Human beings are irrevocably shaped by their childhoods. Each of us has unique experience during out youth that fundamentally influence who we are. We internalize these experiences and take them with us throughout our lives. A person who grows up in extreme poverty develops a very different outlook on life than a person who spends his or her childhood in the lap of luxury. Even if an individual’s situation changes, he or she will continue to be affected to some degree. My grandmother spent her early years struggling to survive by saving and reusing whatever she could. Despite becoming a financially successful adult, she continued to wash and reuse sandwich bags and to sell back empty cans for five cents each.
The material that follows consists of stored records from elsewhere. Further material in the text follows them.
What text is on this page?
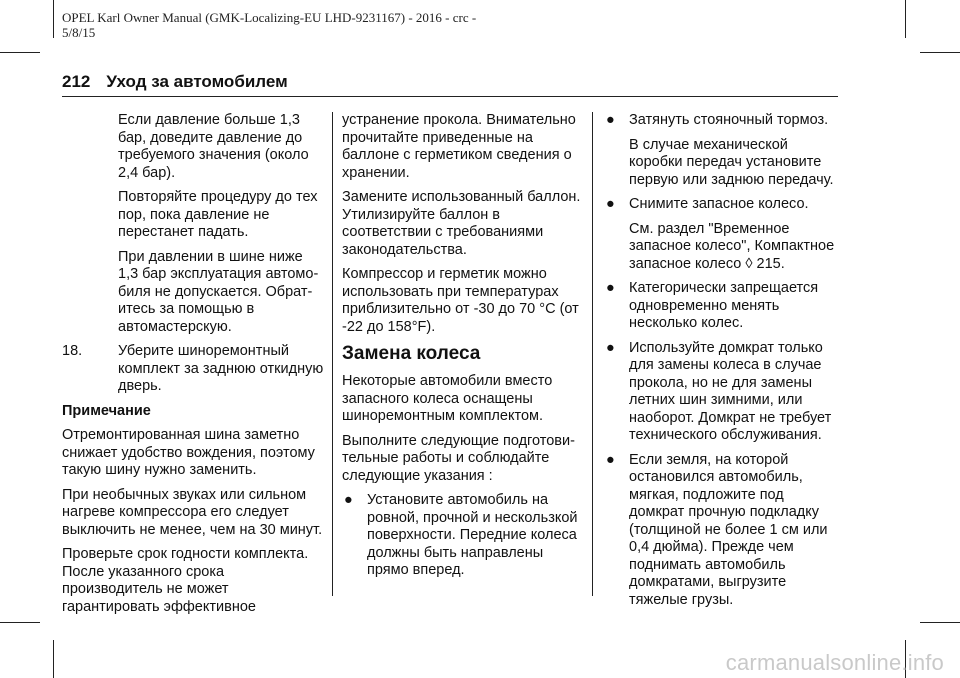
OPEL Karl Owner Manual (GMK-Localizing-EU LHD-9231167) - 2016 - crc -
5/8/15
212 Уход за автомобилем

Если давление больше 1,3 бар, доведите давление до требуемого значения (около 2,4 бар).

Повторяйте процедуру до тех пор, пока давление не перестанет падать.

При давлении в шине ниже 1,3 бар эксплуатация автомо-биля не допускается. Обрат-итесь за помощью в автомастерскую.

18. Уберите шиноремонтный комплект за заднюю откидную дверь.

Примечание

Отремонтированная шина заметно снижает удобство вождения, поэтому такую шину нужно заменить.

При необычных звуках или сильном нагреве компрессора его следует выключить не менее, чем на 30 минут.

Проверьте срок годности комплекта. После указанного срока производитель не может гарантировать эффективное

устранение прокола. Внимательно прочитайте приведенные на баллоне с герметиком сведения о хранении.

Замените использованный баллон. Утилизируйте баллон в соответствии с требованиями законодательства.

Компрессор и герметик можно использовать при температурах приблизительно от -30 до 70 °C (от -22 до 158°F).

Замена колеса

Некоторые автомобили вместо запасного колеса оснащены шиноремонтным комплектом.

Выполните следующие подготови-тельные работы и соблюдайте следующие указания :

● Установите автомобиль на ровной, прочной и нескользкой поверхности. Передние колеса должны быть направлены прямо вперед.
● Затянуть стояночный тормоз.

В случае механической коробки передач установите первую или заднюю передачу.

● Снимите запасное колесо.

См. раздел "Временное запасное колесо", Компактное запасное колесо ◊ 215.

● Категорически запрещается одновременно менять несколько колес.
● Используйте домкрат только для замены колеса в случае прокола, но не для замены летних шин зимними, или наоборот. Домкрат не требует технического обслуживания.
● Если земля, на которой остановился автомобиль, мягкая, подложите под домкрат прочную подкладку (толщиной не более 1 см или 0,4 дюйма). Прежде чем поднимать автомобиль домкратами, выгрузите тяжелые грузы.
carmanualsonline.info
Next, let’s look at some reasonable inferences we can draw:


  • The concept of childhood shaping adulthood is central to the author’s argument.

The main idea is always the one that comes up the most often in the passage.


  • The author includes the story of his/her grandmother washing and reusing sandwich bags and selling back cans to provide a specific example of this concept.

Passages always include supporting evidence for and/or specific examples of the ideas they present.


Finally, let’s consider some unreasonable inferences that would not pass the ACT/SAT “directly supported” rule:


  • The “grandmother” story is true.

We have no way to verify this independent of the passage.


  • The author himself/herself grew up in poverty.

The author doesn’t refer to his or her own situation growing up, only his/her grandmother’s.


  • A parent of the author (son/daughter of the grandmother) also grew up in poverty.


The parent did NOT grow up in poverty.

We don’t know at exactly what point the grandmother became a “financially successful adult” or when the grandmother gave birth to the author’s mom or dad.  Therefore, we do not have enough information to make an inference one way or the other.